Mr. Johnson supervised the construction of Everest’s $25 million technology center in Lenexa, one of two it has built to serve the metro area. He said there was no exact precedent for Everest’s center-which combines a head-end, telephony switches and an Internet hub under one roof-so he visited a number of telecom companies in the United States and Canada and took away the best practices from each.
Continuing growth
By starting from scratch, Everest has the luxury of a scalable architecture that allows Mr. Johnson to plug and play new gizmos with ease. The company just introduced the Explorer 8000 set-top box, which has an 80-gigabyte personal video recorder and picture-in-picture. Not only is the PVR fully integrated with Scientific-Atlanta’s program guide, it can record two shows at once. Everest is also configuring the program guide to include a Web-driven interactive guide developed by Source Media of Irving, Texas, with information about local restaurants, movie showings and other events.

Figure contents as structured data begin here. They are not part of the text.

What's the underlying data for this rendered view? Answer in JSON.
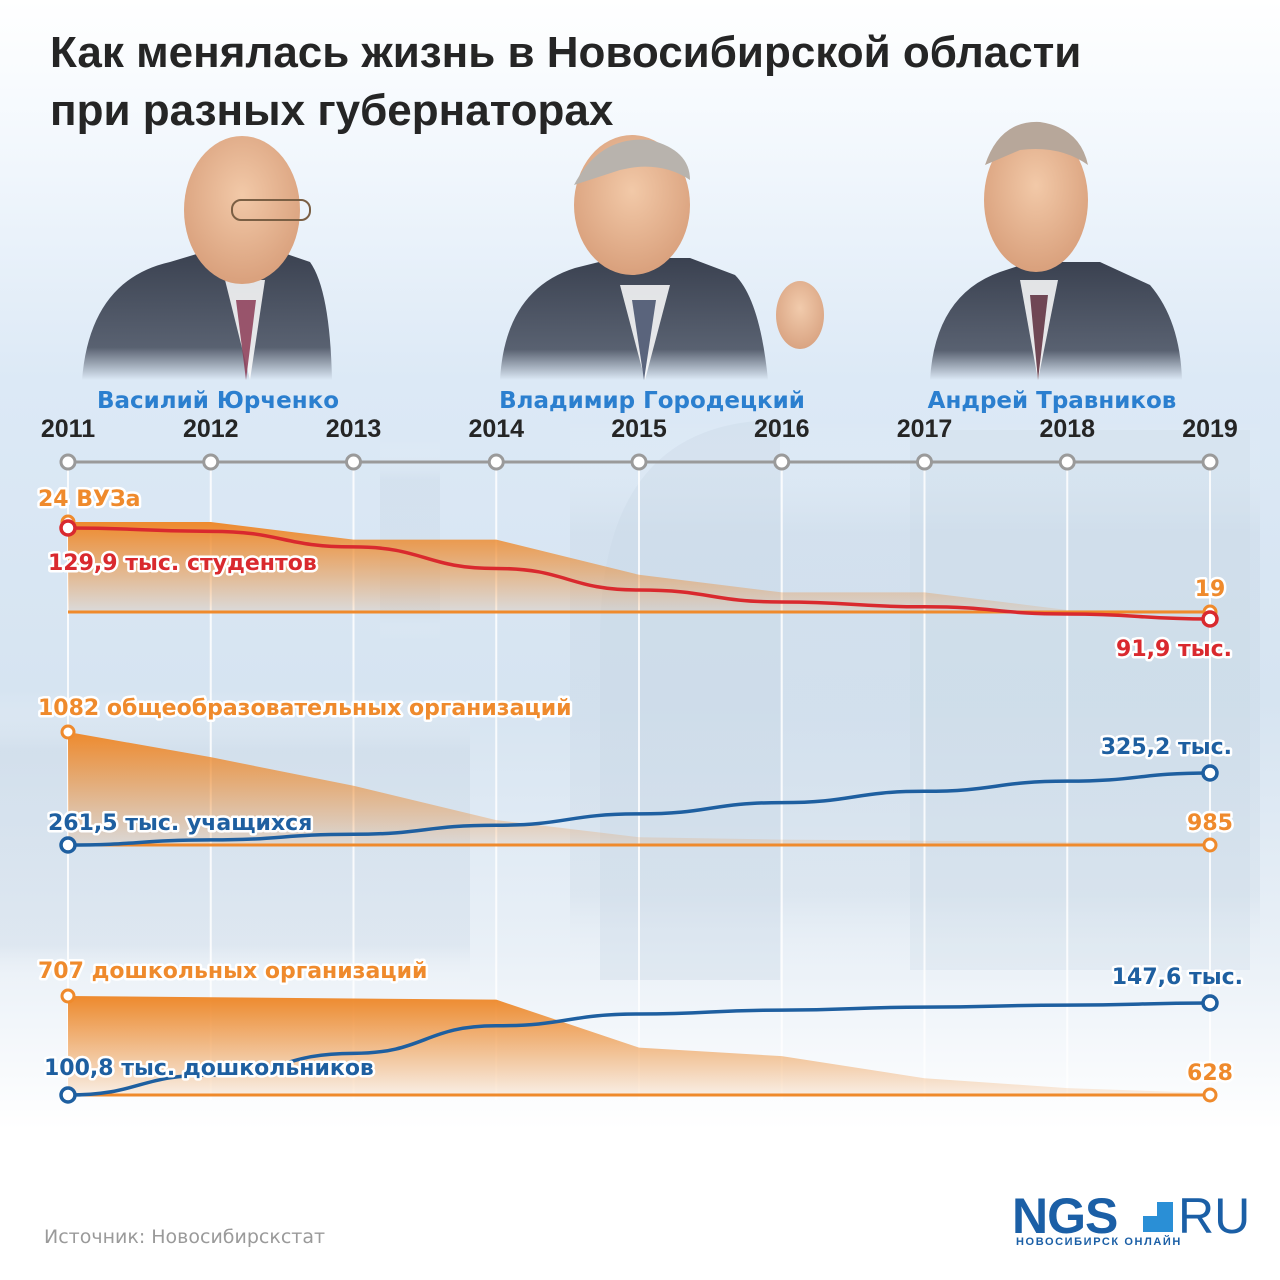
{
  "title": {
    "line1": "Как менялась жизнь в Новосибирской области",
    "line2": "при разных губернаторах"
  },
  "governors": [
    {
      "name": "Василий Юрченко"
    },
    {
      "name": "Владимир Городецкий"
    },
    {
      "name": "Андрей Травников"
    }
  ],
  "source": "Источник: Новосибирскстат",
  "logo": {
    "brand": "NGS",
    "domain": "RU",
    "subtitle": "НОВОСИБИРСК ОНЛАЙН"
  },
  "colors": {
    "orange": "#ef8a2c",
    "orange_area": "#ee8a2d",
    "red": "#d9292e",
    "blue": "#1e5fa0",
    "governor_name": "#2b7fcf",
    "axis": "#9a9a9a",
    "text_dark": "#252525"
  },
  "chart_data": {
    "type": "line",
    "x": [
      2011,
      2012,
      2013,
      2014,
      2015,
      2016,
      2017,
      2018,
      2019
    ],
    "panels": [
      {
        "id": "higher",
        "series": [
          {
            "name": "ВУЗы",
            "kind": "area",
            "color": "#ee8a2d",
            "values": [
              24,
              24,
              23,
              23,
              21,
              20,
              20,
              19,
              19
            ],
            "label_start": "24 ВУЗа",
            "label_end": "19"
          },
          {
            "name": "студенты",
            "kind": "line",
            "color": "#d9292e",
            "values": [
              129.9,
              128.5,
              122,
              113,
              104,
              99,
              97,
              94,
              91.9
            ],
            "label_start": "129,9 тыс.  студентов",
            "label_end": "91,9 тыс."
          }
        ]
      },
      {
        "id": "school",
        "series": [
          {
            "name": "общеобразовательные организации",
            "kind": "area",
            "color": "#ee8a2d",
            "values": [
              1082,
              1060,
              1035,
              1005,
              990,
              988,
              987,
              986,
              985
            ],
            "label_start": "1082 общеобразовательных организаций",
            "label_end": "985"
          },
          {
            "name": "учащиеся",
            "kind": "line",
            "color": "#1e5fa0",
            "values": [
              261.5,
              266,
              271,
              279,
              289,
              299,
              309,
              318,
              325.2
            ],
            "label_start": "261,5 тыс. учащихся",
            "label_end": "325,2 тыс."
          }
        ]
      },
      {
        "id": "preschool",
        "series": [
          {
            "name": "дошкольные организации",
            "kind": "area",
            "color": "#ee8a2d",
            "values": [
              707,
              706,
              705,
              704,
              665,
              658,
              640,
              632,
              628
            ],
            "label_start": "707 дошкольных организаций",
            "label_end": "628"
          },
          {
            "name": "дошкольники",
            "kind": "line",
            "color": "#1e5fa0",
            "values": [
              100.8,
              111,
              122,
              136,
              142,
              144,
              145.5,
              146.5,
              147.6
            ],
            "label_start": "100,8 тыс. дошкольников",
            "label_end": "147,6 тыс."
          }
        ]
      }
    ]
  }
}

The Explorer 8000 is available to customers who buy the high-end $149.95 package. That’s $20 more than the next-highest bundle; a TiVo monthly subscription alone is $15.
But can Everest continue growing its business and giving happy customers new toys to play with? Aquila has sunk $215 million into Everest and recently pledged an additional $26 million for the fourth quarter. But a source familiar with the market estimated it will take four times that amount to completely build out Kansas City. Aquila is on shaky ground, its debt is rated at or near junk status and many analysts would like to see it shed $1 billion in debt-including Everest.
The next few months will be crucial. Mr. Anderson said the company’s better-than-expected penetration levels have helped it to meet its business plan. That plan calls for Everest to be “EBITDA-positive” in mid-2003. With profitability, Everest will finally be able to secure third-party debt and wean itself from the parent company.
Whatever its future, Everest offers a tantalizing glimpse of what the bundling business could be, if companies can keep costs down, build scalable systems from scratch and win over customers with a personal touch.
“I know they’re a young company,” said Joni Breidenthal, as neighbors and Everest representatives mingled in her front yard. “But they’re kind and they care for you. It was kind of a no-brainer.”